Op 12 april 2017 heeft de curator Duco Jacob van Dongen, pro se en in zijn hoedanigheid van curator in het faillissement van Powerstorm B.V., een verzoekschrift ingediend bij de Rechtbank Amsterdam. Dit verzoekschrift was gericht op de vernietiging van het vonnis van 4 april 2017, waarbij Powerstorm B.V. op verzoek van de vennootschap naar Iers recht Data-Part Ltd. in staat van faillissement was verklaard. De curator stelde dat de vordering van Data-Part ten onrechte was gericht aan Powerstorm B.V. en dat deze vordering in werkelijkheid verschuldigd was door Powerstorm Inc., een andere entiteit die op hetzelfde adres is gevestigd.

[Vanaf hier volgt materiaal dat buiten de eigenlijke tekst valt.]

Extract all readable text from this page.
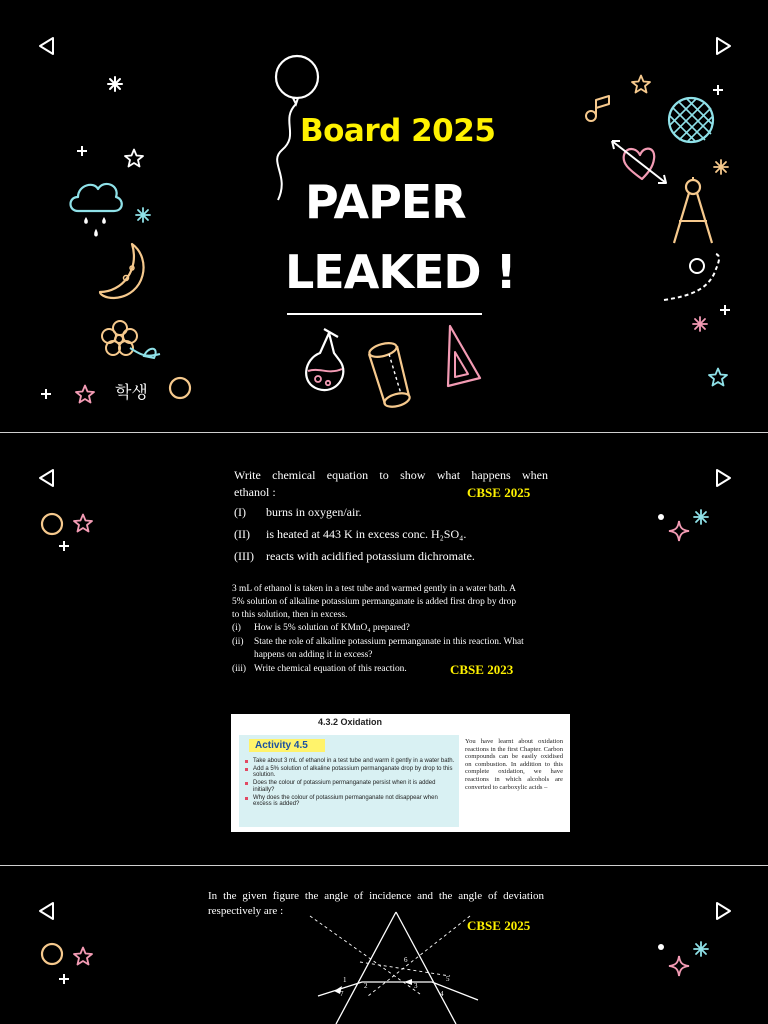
Board 2025
PAPER
LEAKED !
학생
Write chemical equation to show what happens when
ethanol :	CBSE 2025
(I) burns in oxygen/air.
(II) is heated at 443 K in excess conc. H₂SO₄.
(III) reacts with acidified potassium dichromate.
3 mL of ethanol is taken in a test tube and warmed gently in a water bath. A
5% solution of alkaline potassium permanganate is added first drop by drop
to this solution, then in excess.
(i) How is 5% solution of KMnO₄ prepared?
(ii) State the role of alkaline potassium permanganate in this reaction. What
happens on adding it in excess?
(iii) Write chemical equation of this reaction.	CBSE 2023
4.3.2 Oxidation
Activity 4.5
Take about 3 mL of ethanol in a test tube and warm it gently in a water bath.
Add a 5% solution of alkaline potassium permanganate drop by drop to this solution.
Does the colour of potassium permanganate persist when it is added initially?
Why does the colour of potassium permanganate not disappear when excess is added?
You have learnt about oxidation reactions in the first Chapter. Carbon compounds can be easily oxidised on combustion. In addition to this complete oxidation, we have reactions in which alcohols are converted to carboxylic acids –
In the given figure the angle of incidence and the angle of deviation
respectively are :
CBSE 2025
1
2	3
4
5
6
7
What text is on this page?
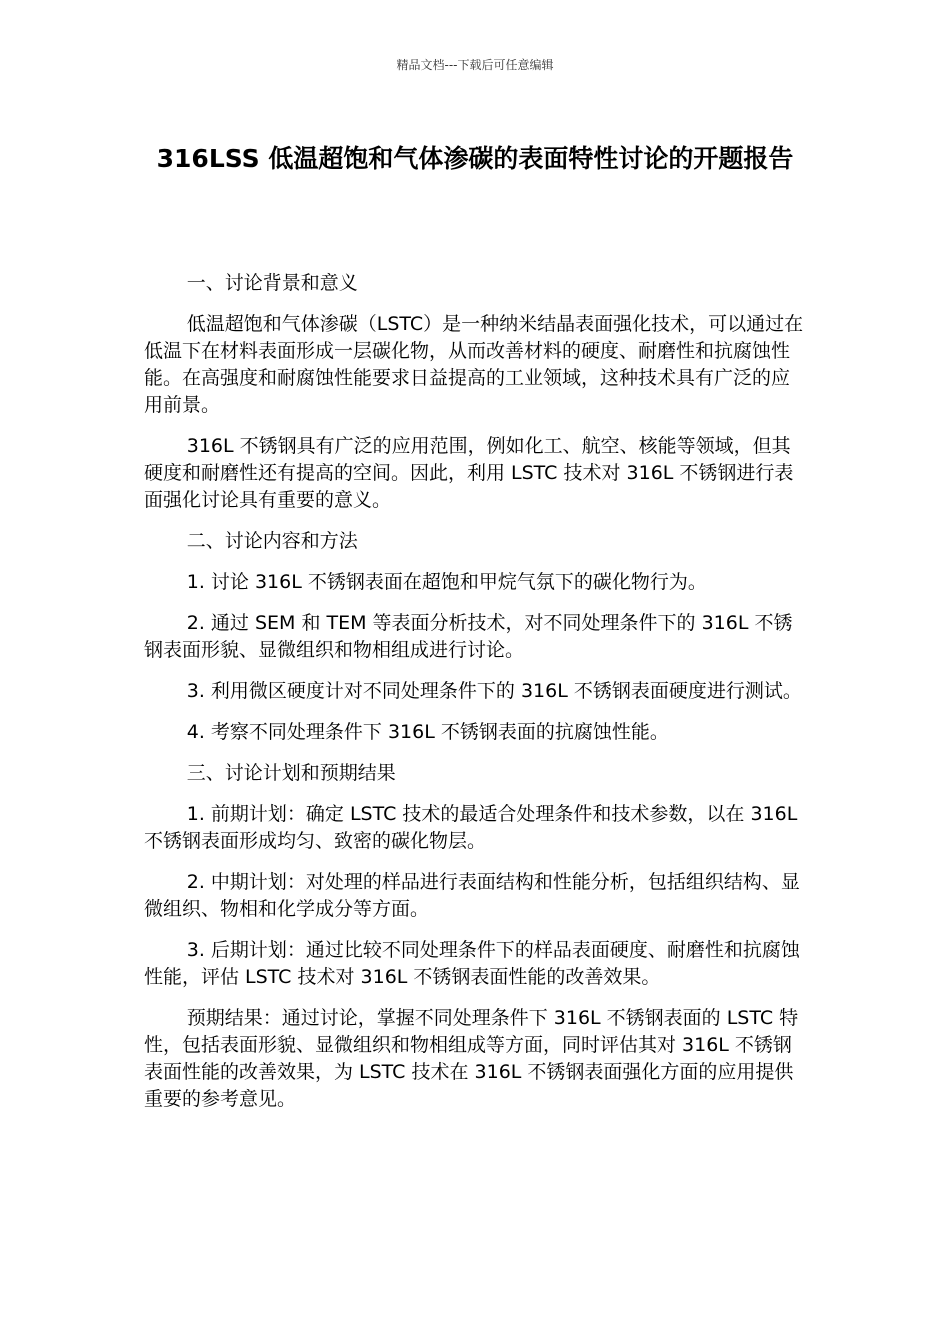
精品文档---下载后可任意编辑
316LSS 低温超饱和气体渗碳的表面特性讨论的开题报告

一、讨论背景和意义

低温超饱和气体渗碳（LSTC）是一种纳米结晶表面强化技术，可以通过在低温下在材料表面形成一层碳化物，从而改善材料的硬度、耐磨性和抗腐蚀性能。在高强度和耐腐蚀性能要求日益提高的工业领域，这种技术具有广泛的应用前景。

316L 不锈钢具有广泛的应用范围，例如化工、航空、核能等领域，但其硬度和耐磨性还有提高的空间。因此，利用 LSTC 技术对 316L 不锈钢进行表面强化讨论具有重要的意义。

二、讨论内容和方法

1. 讨论 316L 不锈钢表面在超饱和甲烷气氛下的碳化物行为。

2. 通过 SEM 和 TEM 等表面分析技术，对不同处理条件下的 316L 不锈钢表面形貌、显微组织和物相组成进行讨论。

3. 利用微区硬度计对不同处理条件下的 316L 不锈钢表面硬度进行测试。

4. 考察不同处理条件下 316L 不锈钢表面的抗腐蚀性能。

三、讨论计划和预期结果

1. 前期计划：确定 LSTC 技术的最适合处理条件和技术参数，以在 316L 不锈钢表面形成均匀、致密的碳化物层。

2. 中期计划：对处理的样品进行表面结构和性能分析，包括组织结构、显微组织、物相和化学成分等方面。

3. 后期计划：通过比较不同处理条件下的样品表面硬度、耐磨性和抗腐蚀性能，评估 LSTC 技术对 316L 不锈钢表面性能的改善效果。

预期结果：通过讨论，掌握不同处理条件下 316L 不锈钢表面的 LSTC 特性，包括表面形貌、显微组织和物相组成等方面，同时评估其对 316L 不锈钢表面性能的改善效果，为 LSTC 技术在 316L 不锈钢表面强化方面的应用提供重要的参考意见。
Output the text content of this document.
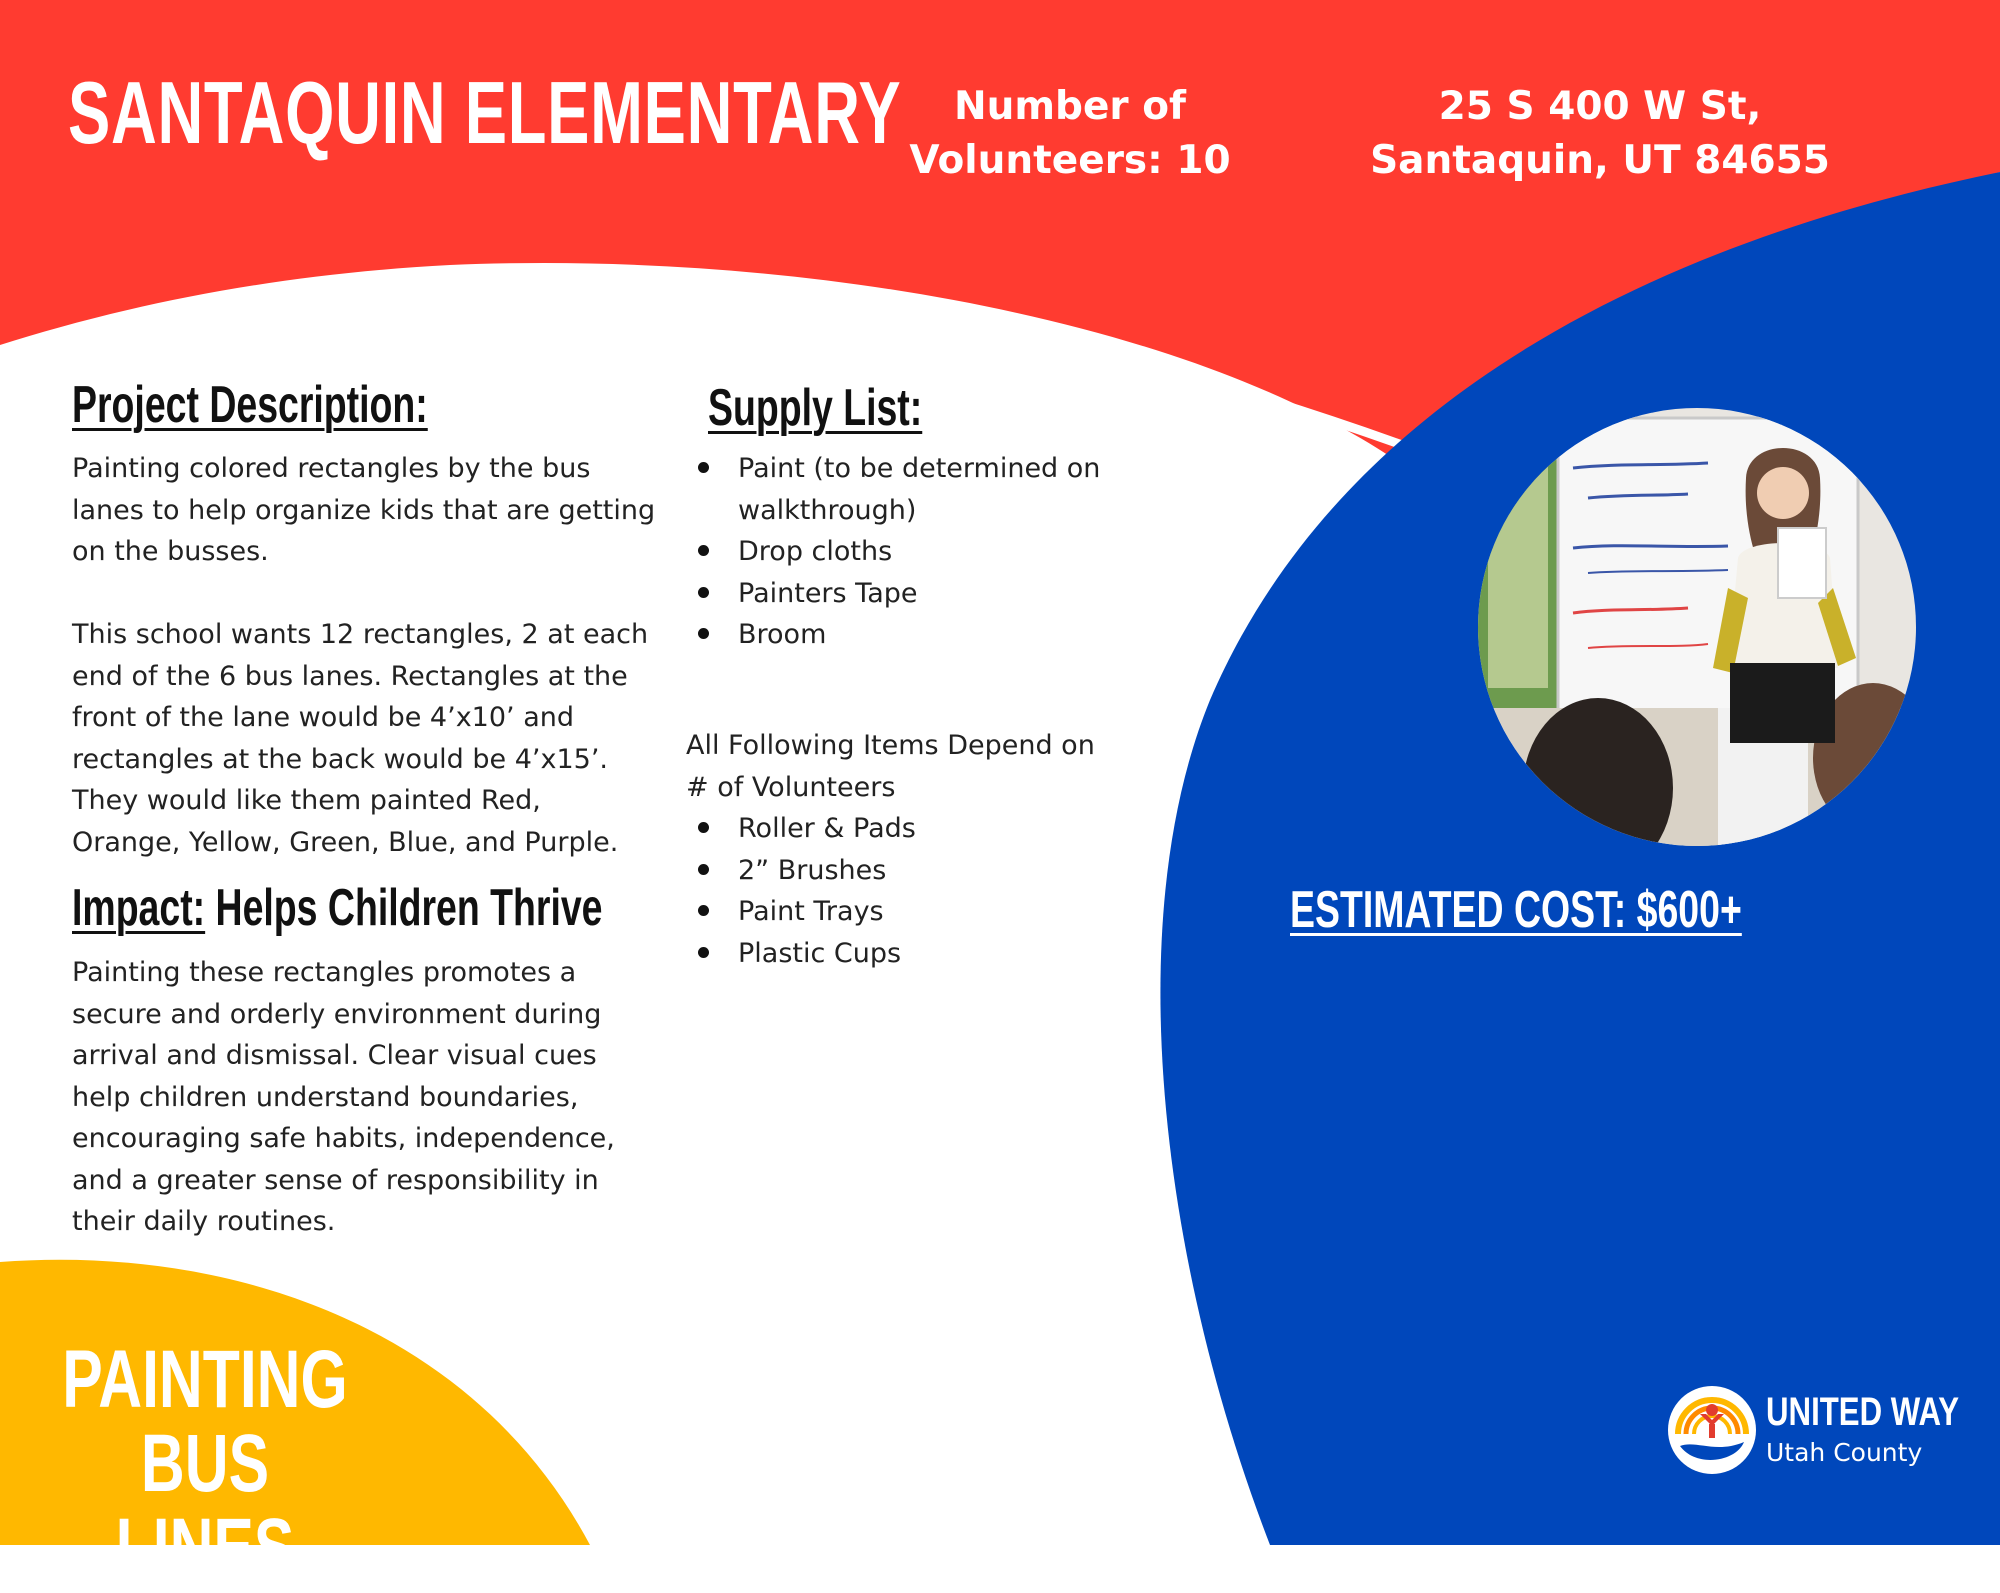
SANTAQUIN ELEMENTARY	Number of
Volunteers: 10
25 S 400 W St,
Santaquin, UT 84655
Project Description:

Painting colored rectangles by the bus lanes to help organize kids that are getting on the busses.

This school wants 12 rectangles, 2 at each end of the 6 bus lanes. Rectangles at the front of the lane would be 4’x10’ and rectangles at the back would be 4’x15’. They would like them painted Red, Orange, Yellow, Green, Blue, and Purple.

Impact: Helps Children Thrive
Painting these rectangles promotes a secure and orderly environment during arrival and dismissal. Clear visual cues help children understand boundaries, encouraging safe habits, independence, and a greater sense of responsibility in their daily routines.
Supply List:
Paint (to be determined on walkthrough)
Drop cloths
Painters Tape
Broom
All Following Items Depend on # of Volunteers
Roller & Pads
2” Brushes
Paint Trays
Plastic Cups
ESTIMATED COST: $600+
PAINTING BUS
LINES
UNITED WAY
Utah County
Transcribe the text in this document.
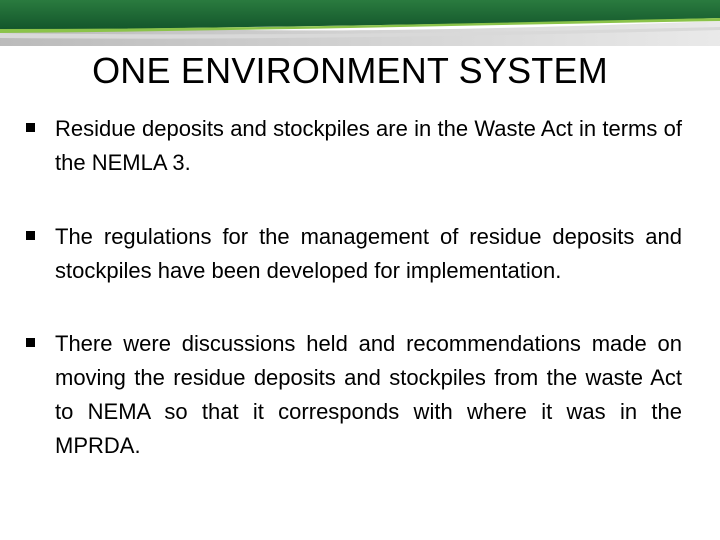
ONE ENVIRONMENT SYSTEM
Residue deposits and stockpiles are in the Waste Act in terms of the NEMLA 3.
The regulations for the management of residue deposits and stockpiles have been developed for implementation.
There were discussions held and recommendations made on moving the residue deposits and stockpiles from the waste Act to NEMA so that it corresponds with where it was in the MPRDA.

De curator betoogde dat er verwarring was ontstaan door de gelijkenis in naam en adres van beide vennootschappen.
De rechtbank heeft de zaak behandeld op 3 mei 2017, waar de curator en de advocaten van de betrokken partijen hun standpunten hebben toegelicht. De curator voerde aan dat hij als belanghebbende in de zin van artikel 10 van de Faillissementswet (Fw) moet worden aangemerkt, en dat hij recht heeft op verzet tegen de faillissementsverklaring. Data-Part verweerde zich tegen dit verzoek en stelde dat zij wel degelijk een vordering had op Powerstorm B.V., en dat de curator niet voldoende onderzoek had gedaan naar de activa van de gefailleerde.
De rechtbank oordeelde dat de curator inderdaad als belanghebbende kan worden aangemerkt en dat er onvoldoende bewijs was voor een vorderingsrecht van Data-Part op Powerstorm B.V. De rechtbank verklaarde het verzet gegrond, vernietigde het vonnis van 4 april 2017 en stelde de kosten van het verzet ten laste van Data-Part. De uitspraak werd gedaan door rechter G.H. Marcus, bijgestaan door griffier J.M. van Leeuwen, en werd openbaar uitgesproken op 10 mei 2017.